Глеб кончил училище, и они под предлогом необходимости переезда в университетский город ликвидировали свое имущество. Затем взяли заграничные паспорта, каждый отдельно, захватили с собою прислугу и поехали отдыхать до начала учения в университете за границу. Сейчас же после границы Валентина Степановна передумала, отправила прислугу назад, причем «по ошибке» дала горничной не ее, а свой паспорт… Правда, она сейчас же спохватилась, заявила о своей ошибке, послала телеграмму на границу, словом, сделала все, чтобы гарантировать горничной беспрепятственный проезд домой и получение своего постоянного паспорта, но пока что сама осталась с видом на жительство на имя Ананьевской мещанки Ефросинии Климовны Тырсовой, бездетной вдовы 31 года.

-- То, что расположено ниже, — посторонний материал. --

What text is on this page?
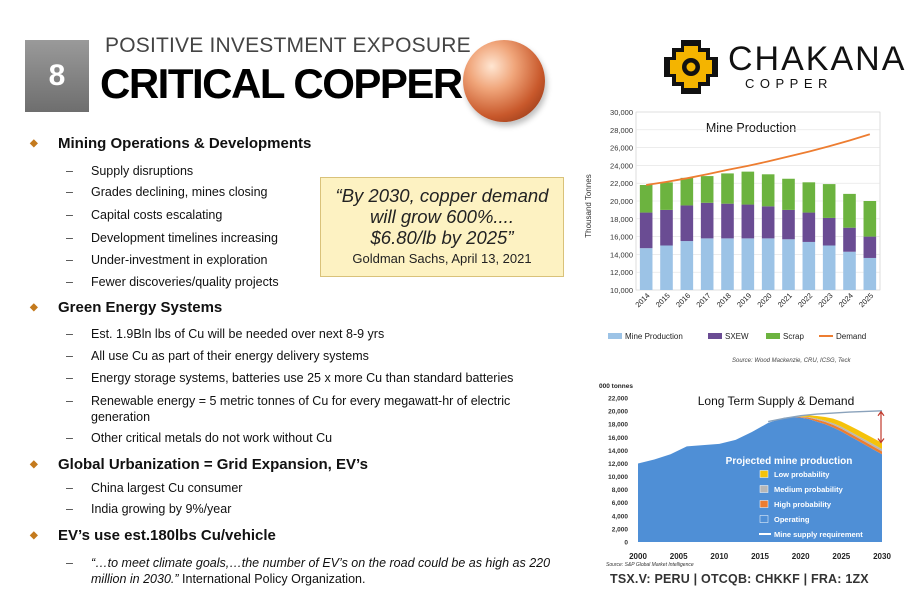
8
POSITIVE INVESTMENT EXPOSURE
CRITICAL COPPER
CHAKANA
COPPER
◆	Mining Operations & Developments
–	Supply disruptions
–	Grades declining, mines closing
–	Capital costs escalating
–	Development timelines increasing
–	Under-investment in exploration
–	Fewer discoveries/quality projects
◆	Green Energy Systems
–	Est. 1.9Bln lbs of Cu will be needed over next 8-9 yrs
–	All use Cu as part of their energy delivery systems
–	Energy storage systems, batteries use 25 x more Cu than standard batteries
–	Renewable energy = 5 metric tonnes of Cu for every megawatt-hr of electric generation
–	Other critical metals do not work without Cu
◆	Global Urbanization = Grid Expansion, EV’s
–	China largest Cu consumer
–	India growing by 9%/year
◆	EV’s use est.180lbs Cu/vehicle
–	“…to meet climate goals,…the number of EV’s on the road could be as high as 220 million in 2030.” International Policy Organization.
“By 2030, copper demand
will grow 600%....
$6.80/lb by 2025”
Goldman Sachs, April 13, 2021
Mine Production
Thousand Tonnes
10,000
12,000
14,000
16,000
18,000
20,000
22,000
24,000
26,000
28,000
30,000
2014 2015 2016 2017 2018 2019 2020 2021 2022 2023 2024 2025
Mine Production	SXEW	Scrap	Demand
Source: Wood Mackenzie, CRU, ICSG, Teck
000 tonnes
Long Term Supply & Demand
Projected mine production
Low probability
Medium probability
High probability
Operating
Mine supply requirement
0
2,000
4,000
6,000
8,000
10,000
12,000
14,000
16,000
18,000
20,000
22,000
2000	2005	2010	2015	2020	2025	2030
Source: S&P Global Market Intelligence
TSX.V: PERU | OTCQB: CHKKF | FRA: 1ZX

В Берлине вместо того, чтобы, как ей рекомендовали, подождать сутки и обменять у русского консула паспорт прислуги на свой, она, не выходя даже из вокзала Фридриха, пересела в другой поезд и помчалась в Париж — к цели их поездки.

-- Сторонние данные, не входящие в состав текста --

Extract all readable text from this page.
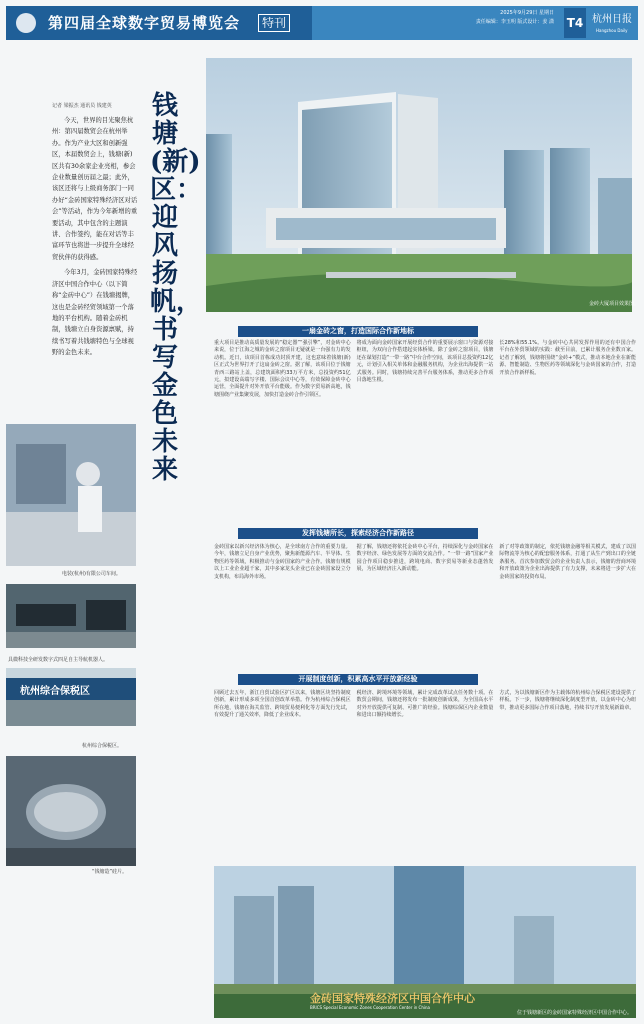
第四届全球数字贸易博览会	特刊
2025年9月29日 星期日
责任编辑：李玉明 版式设计：姜 潇 T4 杭州日报
Hangzhou Daily
记者 梁振杰 通讯员 钱建英

今天，世界的目光聚焦杭州：第四届数贸会在杭州举办。作为产业大区和创新强区，本届数贸会上，钱塘(新)区共有30余家企业亮相，参会企业数量创历届之最；此外，该区还将与上级商务部门一同办好“金砖国家特殊经济区对话会”等活动，作为今年新增的重要活动，其中包含的主题演讲、合作签约，能在对话等丰富环节也将进一步提升全球经贸伙伴的获得感。

今年3月，金砖国家特殊经济区中国合作中心（以下简称“金砖中心”）在钱塘揭牌，这也是金砖经贸领域第一个落地的平台机构。随着金砖机制，钱塘立自身资源禀赋，持续书写着共钱塘特色与全球视野的金色未来。

钱塘(新)区：迎风扬帆，书写金色未来
金砖大厦项目效果图。
电装(杭州)有限公司车间。
具微科技全研发数字式四足自主导航机器人。
杭州综合保税区
杭州综合保税区。
“钱塘造”硅片。
一扇金砖之窗，打造国际合作新地标
重大项目是推动高质量发展的“稳定器”“强引擎”，对金砖中心来说，位于江海之城的金砖之窗项目无疑就是一台强有力的发动机。近日，该项目首栋成功封顶开建，这也意味着钱塘(新)区正式为世界打开了这扇金砖之窗。据了解，该项目位于钱塘青西三路站上盖，总建筑面积约33万平方米，总投资约51亿元，拟建设高端写字楼、国际会议中心等，有效保障金砖中心运营，全面提升对外开放平台能级。作为数字贸易新高地，钱塘围绕产业集聚发展，加快打造金砖合作引领区。
将成为面向金砖国家开展经贸合作的重要展示窗口与资源对接枢纽，为双向合作搭建起实体桥梁。除了金砖之窗项目，钱塘还在谋划打造“一带一路”中台合作空间，该项目总投资约12亿元，计划引入相关单体和金融服务机构，为企业出海提供一站式服务。同时，钱塘持续完善平台服务体系，推动更多合作项目落地生根。
长28%和55.1%。与金砖中心共同发挥作用的还有中国合作平台在外贸领域的实践：截至目前，已累计服务企业数百家。记者了解到，钱塘将围绕“金砖+”模式，推动本地企业在新能源、智能制造、生物医药等领域深化与金砖国家的合作，打造开放合作新样板。
发挥钱塘所长，探索经济合作新路径
金砖国家以新兴经济体为核心，是全球南方合作的重要力量。今年，钱塘立足自身产业优势，聚焦新能源汽车、半导体、生物医药等领域，积极推动与金砖国家的产业合作。钱塘有规模以上工业企业超千家，其中多家龙头企业已在金砖国家设立分支机构，布局海外市场。
据了解，钱塘还将依托金砖中心平台，持续深化与金砖国家在数字经济、绿色发展等方面的交流合作。“一带一路”国家产业园合作项目稳步推进，跨境电商、数字贸易等新业态蓬勃发展，为区域经济注入新动能。
新了对等政策的制定，依托钱塘金融等相关模式，建成了以国际物流等为核心的配套服务体系，打通了从生产到出口的全链条服务。首次参加数贸会的企业负责人表示，钱塘的营商环境和开放政策为企业出海提供了有力支撑，未来将进一步扩大在金砖国家的投资布局。
开展制度创新，积累高水平开放新经验
回顾过去五年，浙江自贸试验区扩区以来，钱塘区块坚持制度创新，累计形成多项全国首创改革举措。作为杭州综合保税区所在地，钱塘在海关监管、跨境贸易便利化等方面先行先试，有效提升了通关效率，降低了企业成本。
税经济、跨境环境等领域，累计完成改革试点任务数十项。在数贸会期间，钱塘还将发布一批制度创新成果，为全国高水平对外开放提供可复制、可推广的经验。钱塘综保区内企业数量和进出口额持续增长。
方式，为以钱塘新区作为主载体的杭州综合保税区建设提供了样板。下一步，钱塘将继续深化制度型开放，以金砖中心为纽带，推动更多国际合作项目落地，持续书写开放发展新篇章。
金砖国家特殊经济区中国合作中心
BRICS Special Economic Zones Cooperation Center in China
位于钱塘新区的金砖国家特殊经济区中国合作中心。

Солнце уже касалось краем своего громадного, медно-красного диска земли. Прямо над ним, точно длинная белая рыба с перламутровыми плавниками и золотистым брюшком, остановилось в задумчивости легкое, одинокое облачко.

Старинная с башенками постройка осталась уже далеко позади. Прямо перед поездом стлались хлебные поля, пересеченные ровными длинными шоссе, усаженными с обеих сторон куполообразными или пирамидальными деревьями. Северный экспресс мчался все так же прямо на диск солнца, и казалось, что он напрягает свои последние силы и ураганом несется по удивленной, встревоженной им равнине.

— Свобода, Валенька, свобода! Там, за этим вечно радостным, золотым солнцем. Полная свобода. Можно с ума сойти, Валик, от радости!

— Детка моя, возлюбленный мой, радость моя, свобода! Не надо больше притворяться, лгать, фарисействовать. Жить и не знать вечного гнусного страха, не чувствовать своего бессилия, приводящего в ярость, доводящего до ненависти. Ты прав, Глебушка, есть от чего сойти с ума. Подумать только, что никто больше не будет интересоваться нашей жизнью, никто не будет залезать в нее своими корявыми пальцами.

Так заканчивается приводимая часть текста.